Australia’s fabulous Cosmos magazine had a headline article, ‘Toxic sugar’, late last year which particularly targeted the previously under-rated fructose as a major public health hazard. Obviously, if Cosmos is featuring this view, it must be right, though the article was nuanced and highlighted the debate  as much as any particular position. Anyway, think fructose, think fruit, right? Well, yes and no. Fructose, of course, is found in sweet fruit, but how many kids gorge on sweet fruit these days, when they can drink litres of soft drink instead? High fructose corn syrup (HFCS), used in soft drink and many other products, is the major source of fructose in modern western diets – particularly in the US. It’s this intake that’s led to the huge rise in a particular type of liver disease, non-alcoholic steatohepatitis, as well as childhood diabetes. Fructose is ‘sweeter’ than glucose, and is added to many products because it makes them sell.

Fructose differs from glucose in that it doesn’t stimulate a direct insulin response from the liver. Lustig contends that understanding insulin is a major key to understanding obesity and a host of ailments which together constitute ‘metabolic syndrome’. Table sugar is made up of both fructose and glucose, though the fructose can go largely undetected, because it’s only glucose that we measure when we check blood sugar levels.

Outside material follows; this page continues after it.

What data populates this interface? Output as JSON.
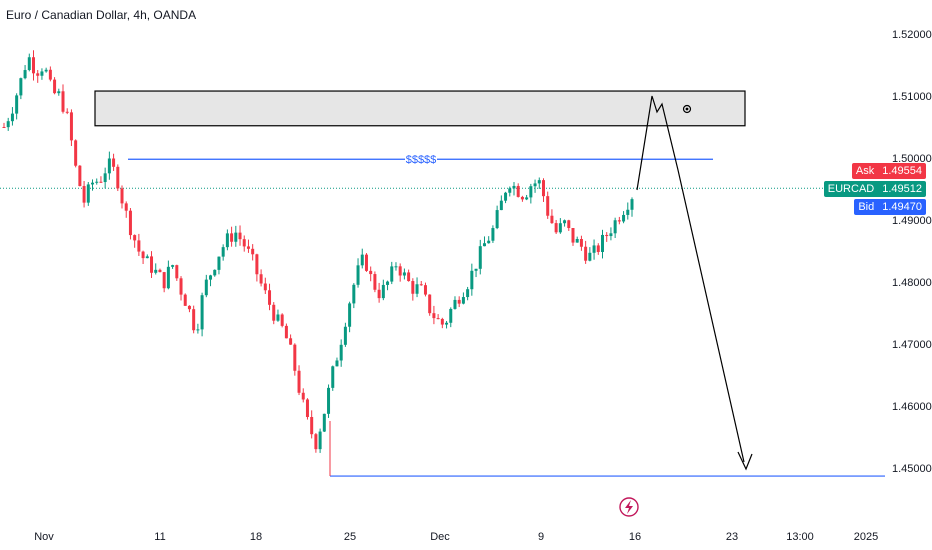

But really, how complicated and debated all this stuff is. Other researchers point out that, though teenagers might drink copious quantities of HFCS-laced soft drink, most adult intake of fructose is not enough to be problematic. In my own case, I don’t eat as much fruit as I’m supposed to (which is how much?), and I haven’t had a sweet tooth since childhood. In the sugar bowl in my kitchen, the raw sugar has turned hard as a rock for lack of use (I don’t get many visitors), and the same goes for the big jar of sugar in my cupboard. Still, the last time (in fact the only time) I had my general blood chemistry checked out – 18 months ago, when my weight was at its highest – my triglyceride levels, and my LDL cholesterol levels, were slightly raised. I suspect most of my sugars were obtained from starchy foods, particularly bread, which I’ve cut down on quite a bit. Carbohydrates such as bread, potatoes and pasta – all favourite foods of mine, but all of which I’ve cut down on sharply in the last 18 months – are made up of complex glucose-containing molecules, which are broken up by the digestive system to allow glucose to enter the bloodstream.

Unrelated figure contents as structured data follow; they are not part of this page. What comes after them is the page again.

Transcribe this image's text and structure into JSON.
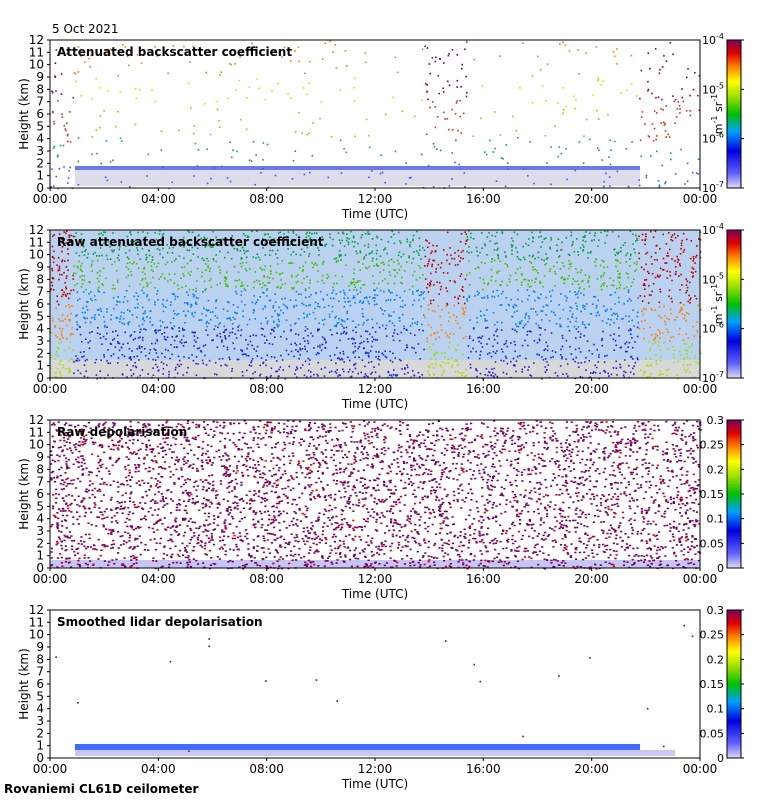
{
  "date_label": "5 Oct 2021",
  "station_label": "Rovaniemi CL61D ceilometer",
  "chart_data": [
    {
      "type": "heatmap",
      "title": "Attenuated backscatter coefficient",
      "xlabel": "Time (UTC)",
      "ylabel": "Height (km)",
      "xticks": [
        "00:00",
        "04:00",
        "08:00",
        "12:00",
        "16:00",
        "20:00",
        "00:00"
      ],
      "yticks": [
        "0",
        "1",
        "2",
        "3",
        "4",
        "5",
        "6",
        "7",
        "8",
        "9",
        "10",
        "11",
        "12"
      ],
      "ylim": [
        0,
        12
      ],
      "colorbar": {
        "scale": "log",
        "range": [
          1e-07,
          0.0001
        ],
        "ticks": [
          "10-7",
          "10-6",
          "10-5",
          "10-4"
        ],
        "unit": "m-1 sr-1"
      }
    },
    {
      "type": "heatmap",
      "title": "Raw attenuated backscatter coefficient",
      "xlabel": "Time (UTC)",
      "ylabel": "Height (km)",
      "xticks": [
        "00:00",
        "04:00",
        "08:00",
        "12:00",
        "16:00",
        "20:00",
        "00:00"
      ],
      "yticks": [
        "0",
        "1",
        "2",
        "3",
        "4",
        "5",
        "6",
        "7",
        "8",
        "9",
        "10",
        "11",
        "12"
      ],
      "ylim": [
        0,
        12
      ],
      "colorbar": {
        "scale": "log",
        "range": [
          1e-07,
          0.0001
        ],
        "ticks": [
          "10-7",
          "10-6",
          "10-5",
          "10-4"
        ],
        "unit": "m-1 sr-1"
      }
    },
    {
      "type": "heatmap",
      "title": "Raw depolarisation",
      "xlabel": "Time (UTC)",
      "ylabel": "Height (km)",
      "xticks": [
        "00:00",
        "04:00",
        "08:00",
        "12:00",
        "16:00",
        "20:00",
        "00:00"
      ],
      "yticks": [
        "0",
        "1",
        "2",
        "3",
        "4",
        "5",
        "6",
        "7",
        "8",
        "9",
        "10",
        "11",
        "12"
      ],
      "ylim": [
        0,
        12
      ],
      "colorbar": {
        "scale": "linear",
        "range": [
          0,
          0.3
        ],
        "ticks": [
          "0",
          "0.05",
          "0.1",
          "0.15",
          "0.2",
          "0.25",
          "0.3"
        ]
      }
    },
    {
      "type": "heatmap",
      "title": "Smoothed lidar depolarisation",
      "xlabel": "Time (UTC)",
      "ylabel": "Height (km)",
      "xticks": [
        "00:00",
        "04:00",
        "08:00",
        "12:00",
        "16:00",
        "20:00",
        "00:00"
      ],
      "yticks": [
        "0",
        "1",
        "2",
        "3",
        "4",
        "5",
        "6",
        "7",
        "8",
        "9",
        "10",
        "11",
        "12"
      ],
      "ylim": [
        0,
        12
      ],
      "colorbar": {
        "scale": "linear",
        "range": [
          0,
          0.3
        ],
        "ticks": [
          "0",
          "0.05",
          "0.1",
          "0.15",
          "0.2",
          "0.25",
          "0.3"
        ]
      }
    }
  ]
}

In any case, it’s easy for me to say how I tackled obesity, or the threat of it. My approach was fairly casual. I ate less, really quite a lot less, but particularly targeted carbohydrates and processed foods. Processed foods are a worry in two ways – they take up far less energy to consume, and they come with added sugar. As one researcher puts it, we just don’t require any extra sugar in our diet, our bodies produce enough of it for all our requirements. I’ve never really measured calories, I’ve just gone on gut feeling, pun intended. I have no way of objectively measuring my health – I don’t have the technology available to me. It’s funny, your body is like a ‘black box’. I’ve no idea right now of my blood sugar levels, my levels of insulin, leptin, cortisol and other vital hormones mentioned in the material I’ve been reading. I don’t know how my electrolytes are faring or whether there’s too much fat accumulating around my organs. All I’m able to measure is my weight. Even my greater feelings of well-being are entirely subjective. I could well be fooling myself.  Still, in spite of the debates among dieticians and obesity researchers, the consensus is clear, and it seems they’re arguing more and more about less and less. Avoid fatty foods and sugary foods, perhaps especially the latter, because they play havoc with your hormonal system, creating addictive behaviours and insulin resistance. Generally eat less, and enjoy what you eat more, and keep up with moderate, regular exercise. An active life, both physically and intellectually, will help break the habit of psychological dependence on food. Try to get your ‘rushes’ and to feed your ‘satisfaction centres’  from some other source than food. Not very scientific, I know, but it worked for me – he added with a smug little smirk.